Hope both you're day is going good and everyone else too.

It's a lovely sunny day here but of course I'm hibernating in my duvet Sad no energy to do anything.

GooodMythicalMorning · 19/04/2015 18:38

I actually managed a bit of shopping. Which is good. Got some bargain shoes to wear with a vintage dress that belongs to my mum for a wedding in a few weeks so thats one less thing to have to worry about as was stressed I wouldnt manage to go out before then.

SPRINGTIME in the VILLAGE (Support for all Mental Health Issues)
Pulledapart · 20/04/2015 10:31

Well done on shopping mythical they look good.

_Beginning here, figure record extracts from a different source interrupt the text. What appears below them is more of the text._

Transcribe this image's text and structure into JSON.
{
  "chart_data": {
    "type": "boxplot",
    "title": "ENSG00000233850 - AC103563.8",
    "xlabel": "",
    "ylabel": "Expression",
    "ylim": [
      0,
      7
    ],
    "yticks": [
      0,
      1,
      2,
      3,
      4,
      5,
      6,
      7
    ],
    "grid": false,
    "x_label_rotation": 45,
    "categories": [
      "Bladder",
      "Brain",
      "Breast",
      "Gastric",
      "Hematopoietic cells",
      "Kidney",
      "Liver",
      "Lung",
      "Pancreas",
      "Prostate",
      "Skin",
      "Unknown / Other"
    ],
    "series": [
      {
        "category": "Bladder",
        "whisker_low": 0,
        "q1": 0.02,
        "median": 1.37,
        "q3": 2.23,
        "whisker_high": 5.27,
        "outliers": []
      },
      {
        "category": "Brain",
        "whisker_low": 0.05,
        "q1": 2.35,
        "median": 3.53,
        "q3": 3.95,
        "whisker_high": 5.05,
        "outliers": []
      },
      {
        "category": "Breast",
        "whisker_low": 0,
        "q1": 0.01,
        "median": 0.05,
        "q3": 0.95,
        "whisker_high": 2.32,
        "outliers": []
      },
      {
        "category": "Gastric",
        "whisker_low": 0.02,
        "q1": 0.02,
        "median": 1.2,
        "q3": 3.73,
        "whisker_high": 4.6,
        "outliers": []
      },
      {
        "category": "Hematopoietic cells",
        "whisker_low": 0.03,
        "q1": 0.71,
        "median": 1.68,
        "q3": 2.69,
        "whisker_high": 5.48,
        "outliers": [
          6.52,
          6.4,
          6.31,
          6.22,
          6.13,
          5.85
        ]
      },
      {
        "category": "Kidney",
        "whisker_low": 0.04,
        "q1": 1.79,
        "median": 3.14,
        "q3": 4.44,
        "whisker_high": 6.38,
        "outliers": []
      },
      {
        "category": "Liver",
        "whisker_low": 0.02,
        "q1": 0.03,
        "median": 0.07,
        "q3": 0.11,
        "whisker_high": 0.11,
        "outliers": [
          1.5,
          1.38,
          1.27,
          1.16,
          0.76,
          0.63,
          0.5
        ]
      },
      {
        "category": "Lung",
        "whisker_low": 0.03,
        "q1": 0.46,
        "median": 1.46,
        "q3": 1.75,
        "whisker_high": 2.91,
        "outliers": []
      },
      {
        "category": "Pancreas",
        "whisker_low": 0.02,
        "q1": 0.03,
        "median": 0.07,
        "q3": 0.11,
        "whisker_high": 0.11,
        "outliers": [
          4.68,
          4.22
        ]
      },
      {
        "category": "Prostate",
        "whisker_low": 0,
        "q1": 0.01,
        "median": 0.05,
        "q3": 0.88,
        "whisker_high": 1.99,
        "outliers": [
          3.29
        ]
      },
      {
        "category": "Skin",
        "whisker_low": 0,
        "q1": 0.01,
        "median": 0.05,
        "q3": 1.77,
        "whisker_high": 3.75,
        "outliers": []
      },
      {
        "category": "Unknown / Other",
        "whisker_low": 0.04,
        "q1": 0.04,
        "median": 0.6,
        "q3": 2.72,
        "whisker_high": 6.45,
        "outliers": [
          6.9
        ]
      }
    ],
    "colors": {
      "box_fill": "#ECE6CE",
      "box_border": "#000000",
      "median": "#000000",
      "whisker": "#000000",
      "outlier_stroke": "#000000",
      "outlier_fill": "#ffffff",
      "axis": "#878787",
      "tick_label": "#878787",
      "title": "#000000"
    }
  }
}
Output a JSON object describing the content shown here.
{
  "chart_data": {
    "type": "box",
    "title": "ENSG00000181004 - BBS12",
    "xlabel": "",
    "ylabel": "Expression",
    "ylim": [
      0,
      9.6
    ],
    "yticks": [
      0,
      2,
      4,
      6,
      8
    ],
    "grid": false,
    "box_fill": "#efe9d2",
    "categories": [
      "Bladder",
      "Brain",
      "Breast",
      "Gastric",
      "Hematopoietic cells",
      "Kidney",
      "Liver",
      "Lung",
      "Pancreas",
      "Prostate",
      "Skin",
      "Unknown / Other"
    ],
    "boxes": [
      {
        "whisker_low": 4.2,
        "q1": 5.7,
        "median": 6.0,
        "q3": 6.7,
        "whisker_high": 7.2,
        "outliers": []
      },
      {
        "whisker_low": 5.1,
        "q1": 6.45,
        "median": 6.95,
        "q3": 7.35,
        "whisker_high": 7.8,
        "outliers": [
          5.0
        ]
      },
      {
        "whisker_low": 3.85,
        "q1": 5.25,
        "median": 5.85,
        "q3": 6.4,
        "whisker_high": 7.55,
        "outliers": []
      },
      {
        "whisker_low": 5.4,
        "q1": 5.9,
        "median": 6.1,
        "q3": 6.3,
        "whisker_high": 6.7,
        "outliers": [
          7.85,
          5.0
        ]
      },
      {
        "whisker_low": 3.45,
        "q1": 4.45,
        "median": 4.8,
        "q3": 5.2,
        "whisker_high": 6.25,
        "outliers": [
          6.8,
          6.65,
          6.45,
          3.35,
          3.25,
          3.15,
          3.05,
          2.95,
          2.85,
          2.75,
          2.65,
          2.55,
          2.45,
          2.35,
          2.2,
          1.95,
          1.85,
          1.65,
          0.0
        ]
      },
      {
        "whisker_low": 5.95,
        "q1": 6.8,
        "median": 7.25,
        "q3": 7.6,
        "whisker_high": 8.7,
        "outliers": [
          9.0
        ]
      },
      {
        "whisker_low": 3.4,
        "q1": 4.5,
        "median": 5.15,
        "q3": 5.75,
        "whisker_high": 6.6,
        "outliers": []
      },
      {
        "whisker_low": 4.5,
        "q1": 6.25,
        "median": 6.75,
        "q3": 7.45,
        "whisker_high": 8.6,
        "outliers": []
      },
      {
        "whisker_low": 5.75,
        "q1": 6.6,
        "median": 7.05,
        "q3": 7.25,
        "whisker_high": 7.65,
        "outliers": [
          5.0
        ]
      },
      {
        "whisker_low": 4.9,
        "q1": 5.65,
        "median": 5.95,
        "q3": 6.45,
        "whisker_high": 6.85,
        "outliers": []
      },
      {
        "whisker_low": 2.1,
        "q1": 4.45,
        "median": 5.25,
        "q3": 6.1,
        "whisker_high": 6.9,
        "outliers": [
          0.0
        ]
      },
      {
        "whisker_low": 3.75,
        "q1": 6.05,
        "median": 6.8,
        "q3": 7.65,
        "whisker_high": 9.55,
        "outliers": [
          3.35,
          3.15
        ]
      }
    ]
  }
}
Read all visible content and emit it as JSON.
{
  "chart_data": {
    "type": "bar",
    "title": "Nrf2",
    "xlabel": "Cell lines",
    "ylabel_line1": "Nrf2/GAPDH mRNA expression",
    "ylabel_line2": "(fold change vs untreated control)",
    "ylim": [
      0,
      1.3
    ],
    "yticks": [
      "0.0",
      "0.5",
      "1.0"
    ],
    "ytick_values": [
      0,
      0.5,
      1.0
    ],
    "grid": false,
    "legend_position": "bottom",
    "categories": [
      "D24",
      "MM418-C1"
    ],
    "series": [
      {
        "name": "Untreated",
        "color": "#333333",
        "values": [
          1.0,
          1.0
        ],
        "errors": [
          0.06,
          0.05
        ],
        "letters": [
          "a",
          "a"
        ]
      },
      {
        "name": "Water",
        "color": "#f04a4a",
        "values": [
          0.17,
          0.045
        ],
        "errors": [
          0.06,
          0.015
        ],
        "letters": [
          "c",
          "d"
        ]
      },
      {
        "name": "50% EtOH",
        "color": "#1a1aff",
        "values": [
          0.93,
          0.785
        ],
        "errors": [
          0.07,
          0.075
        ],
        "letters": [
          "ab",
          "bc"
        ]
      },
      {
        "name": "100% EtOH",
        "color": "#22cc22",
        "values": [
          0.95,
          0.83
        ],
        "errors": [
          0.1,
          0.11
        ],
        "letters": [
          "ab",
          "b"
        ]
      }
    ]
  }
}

I've had a horrible night and early start thank to my psych appt. it went ok I'm just not motivated to do anything anymore.

Home to bed I think for me. At least DD is at school so can't get angry at her. I'm finding it difficult to control myself at the moment so irritable Sad

How is everyone doing? X

Queenofknickers · 21/04/2015 09:52

Hi everyone. I can't do anything today. Feel crap/exhausted for no reason and therefore pathetic and failure at life. 5 of my medications list fatigue as a major side effect but I feel (irrationally) I should be able to battle through. Also don't want to spend my life feeling like this. Also can't face psychiatrist messing about with dosages etc any more! Scream.